Goaltide Daily Current Affairs 2021
Current Affair 1:
Microfossils suggest our ancestors interacted with some early humans in Thar Desert, study says
India’s Thar Desert may have been home to the youngest-known Acheulean population — an ancient human species that was known to develop characteristic stone tools — about 1,77,000 years ago, a new study has revealed.
The study, published in the journal Scientific Reports Tuesday, suggests our ancestors may have interacted with some early humans in the monsoon region of the Thar Desert.
Acheulean is the longest lasting tool-making tradition. Distinctive oval and pear-shaped “hand-axes” and cleavers are typical Acheulean tools. So far, the human ancestors who are thought to have practised this tool-making were thought to have lived more than 1.5 million years ago in Africa and 1.2 million years ago in India.
Current Affair 2:
Modi launches Indian Space Association
Prime Minister Narendra Modi launched the Indian Space Association (ISpA). The industry association will act as an independent and “single-window” agency for enabling the opening up of the space sector to start-ups and the private sector.

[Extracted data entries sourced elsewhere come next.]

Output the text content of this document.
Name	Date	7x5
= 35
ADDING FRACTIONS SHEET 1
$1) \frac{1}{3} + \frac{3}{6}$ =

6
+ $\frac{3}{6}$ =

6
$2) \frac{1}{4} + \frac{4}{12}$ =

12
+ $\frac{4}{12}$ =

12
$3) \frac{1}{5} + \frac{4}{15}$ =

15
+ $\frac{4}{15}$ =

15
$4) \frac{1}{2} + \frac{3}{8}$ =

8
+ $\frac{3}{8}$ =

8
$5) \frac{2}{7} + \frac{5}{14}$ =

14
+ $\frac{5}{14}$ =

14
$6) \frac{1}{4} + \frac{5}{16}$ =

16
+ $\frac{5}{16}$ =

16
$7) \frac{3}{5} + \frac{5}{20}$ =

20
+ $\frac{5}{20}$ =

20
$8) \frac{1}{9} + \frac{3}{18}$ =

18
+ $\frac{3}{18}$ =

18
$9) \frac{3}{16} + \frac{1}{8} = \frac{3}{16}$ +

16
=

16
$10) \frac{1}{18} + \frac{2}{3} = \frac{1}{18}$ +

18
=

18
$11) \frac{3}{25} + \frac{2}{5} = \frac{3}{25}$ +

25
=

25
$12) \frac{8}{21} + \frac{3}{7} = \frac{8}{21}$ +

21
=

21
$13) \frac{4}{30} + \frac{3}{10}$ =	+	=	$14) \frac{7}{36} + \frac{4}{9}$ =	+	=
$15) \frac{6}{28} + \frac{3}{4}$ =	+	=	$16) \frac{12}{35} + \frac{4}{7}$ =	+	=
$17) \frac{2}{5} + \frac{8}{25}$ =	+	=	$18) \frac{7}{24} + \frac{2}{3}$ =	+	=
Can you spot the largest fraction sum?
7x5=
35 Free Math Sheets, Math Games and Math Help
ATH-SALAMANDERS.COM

ISpA will perform the role of policy advocacy and engage with stakeholders in the space sector, including the government and all its other agencies, NewSpace India Ltd (NSIL) and Indian National Space Promotion and Authorisation Centre (IN-SPACe), among others.
What ISpA will do?
The industry association was created following Modi’s meeting with industry insiders in December 2020, after which the government proposed a platform for private players to raise their concerns and aspirations.
ISpA will be focussed on capacity building and creation of space hubs as well as incubators in the country for private space start-ups. It will work in tandem with NSIL, a central public sector enterprise under the Department of Space (DOS), which functions as the commercial arm for ISRO and secures launch contracts from customer satellites. The association will also work with IN-SPACe, which acts as a regulator facilitating the use of government facilities to private companies.
Current Affair 3:
Protecting India’s natural laboratories
Geological heritage- "Geologic Heritage encompasses the significant geologic features, landforms, and landscapes characteristic of our Nation which are preserved for the full range of values that society places on them, including scientific, aesthetic, cultural, ecosystem, educational, recreational, tourism, and other values.
Indian geological diversity- Indian landmass separated from Gondwana land and merged with the southern margins of the Eurasian continental landmass.
The geological features and landscapes that evolved over billions of years through numerous cycles of tectonic and climate upheavals are recorded in India’s rock formations and terrains, and are part of the country’s heritage.
India has tall mountains, deep valleys, sculpted landforms, long-winding coastlines, hot mineral springs, active volcanoes, diverse soil types, mineralised areas, and globally important fossil- bearing sites.
It is long known as the world’s ‘natural laboratory’ for geo-scientific learning.
Some famous examples:
- The Kutch region in Gujarat has dinosaur fossils and is our version of a Jurassic Park.
- The Tiruchirappalli region of Tamil Nadu, originally a Mesozoic Ocean, is a store house of Cretaceous (60 million years ago) marine fossils.
Why it needs to be protected?
- Geo- heritage sites are educational spaces important not only from the scientific point of view but also for understanding the cultural evolution of the society for example, history of the Indus River Valley, one of the cradles of human civilisation. India offers plenty of such examples.
- It offers many solutions like dealing with climate change. Learning from the geological past, like the warmer intervals during the Miocene Epoch (23 to 5 million years ago), whose climate can be reconstructed using proxies and simulations, may serve as an analogue for future climate.
- It also offers source of revenue and potential to generate employment in the name of geo tourism.
Current Affair 4:
Nobel economics prize rewards work on minimum wage
The 2021 Nobel Prize for economic sciences has been awarded in one half to Canadian-born David Card and the other half jointly to Israeli-American Joshua D Angrist and Dutch-American Guido W Imbens.
Understanding their findings:
- Nature works on a cause-and-effect relation. Things fall on the surface. Why? Because of gravity. Price of a product rise. Why? Because of demand or scarcity.
- But economist does not have exact comparative analysis on how the counter argument would go? That what would happen if there increase in demand with scarcity and yet price does not rise. What if economist could get answers to those questions where it is hard to find the cause effect relation.
- These three economists have developed a statistical model showing answers to these questions and similar questions using natural experiments.
- The key is to use situations in which chance events or policy changes result in groups of people being treated differently, in a way that resembles clinical trials in medicine.
- Using natural experiments, David Card has analysed the labour market effects of minimum wages, immigration and education.
- His studies from the early 1990s challenged conventional wisdom, leading to new analyses and additional insights.
- The results showed, among other things, that increasing the minimum wage does not necessarily lead to fewer jobs.
Extending compulsory education by a year for one group of students (but not another) will not affect everyone in that group in the same way. Some students would have kept studying anyway and, for them, the value of education is often not representative of the entire group.